B. The y-intercept of the trend line or line of best fit represents the pay per hour when a person has no working experience. The y-intercept is given by the ordered pair (0, y). Where the x-axis represents the independent variable and the y-axis represents the dependent variable.
Step-by-step explanation:
A "trend line" or "line of best fit" is a line that is drawn and contains at least two points of the scatter plot to help one analyze if there is a trend or correlation between two variables.
The slope shows the inclination of that given line. If the slope is positive then there could be a positive correlation and if it's negative then there could be a negative correlation.
A positive or negative correlation reveals the relationship that exists between two variables. A positive correlation indicates that as one variable increases so does the other variable.

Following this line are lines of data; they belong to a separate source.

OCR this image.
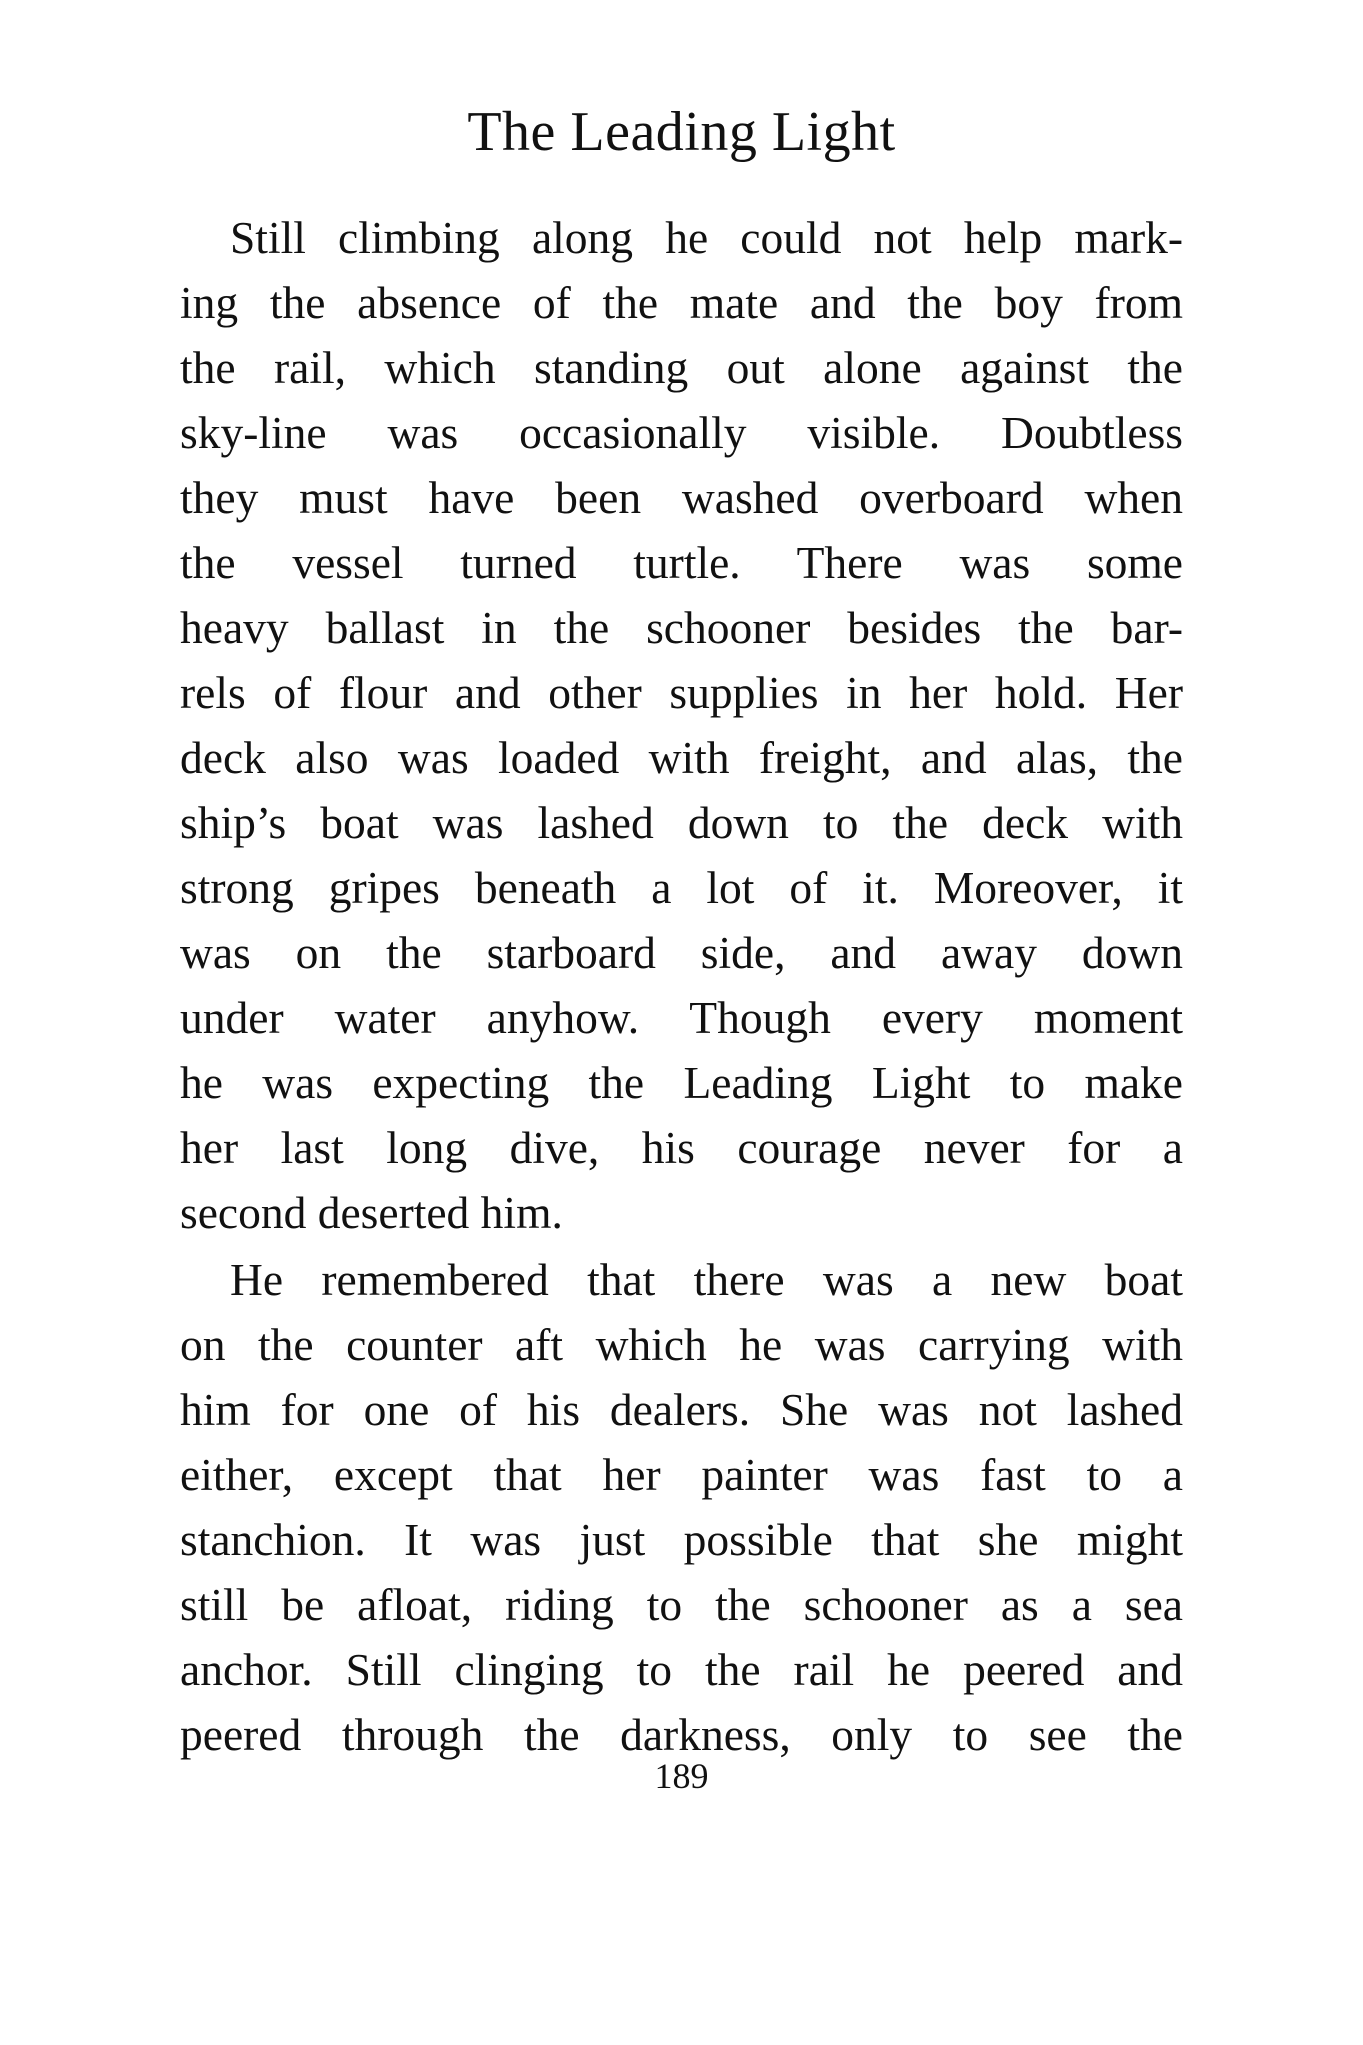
The Leading Light
Still climbing along he could not help mark-
ing the absence of the mate and the boy from
the rail, which standing out alone against the
sky-line was occasionally visible. Doubtless
they must have been washed overboard when
the vessel turned turtle. There was some
heavy ballast in the schooner besides the bar-
rels of flour and other supplies in her hold. Her
deck also was loaded with freight, and alas, the
ship’s boat was lashed down to the deck with
strong gripes beneath a lot of it. Moreover, it
was on the starboard side, and away down
under water anyhow. Though every moment
he was expecting the Leading Light to make
her last long dive, his courage never for a
second deserted him.
He remembered that there was a new boat
on the counter aft which he was carrying with
him for one of his dealers. She was not lashed
either, except that her painter was fast to a
stanchion. It was just possible that she might
still be afloat, riding to the schooner as a sea
anchor. Still clinging to the rail he peered and
peered through the darkness, only to see the
189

In this case, as a person has more experience they tend to have a higher hourly wage.
The independent variable (x) is the variable that is changed or altered.
The dependent variable (y) is the variable that changes as a result of the changes in x.
The x-axis is the horizontal line of the scatter plot and often denotates the independent variable. (number of years)
The y-axis is the vertical line of the scatter plot and often denotates the dependent variable. (pay per hour)
The y-intercept is the pay per hour for a person that has no work experience.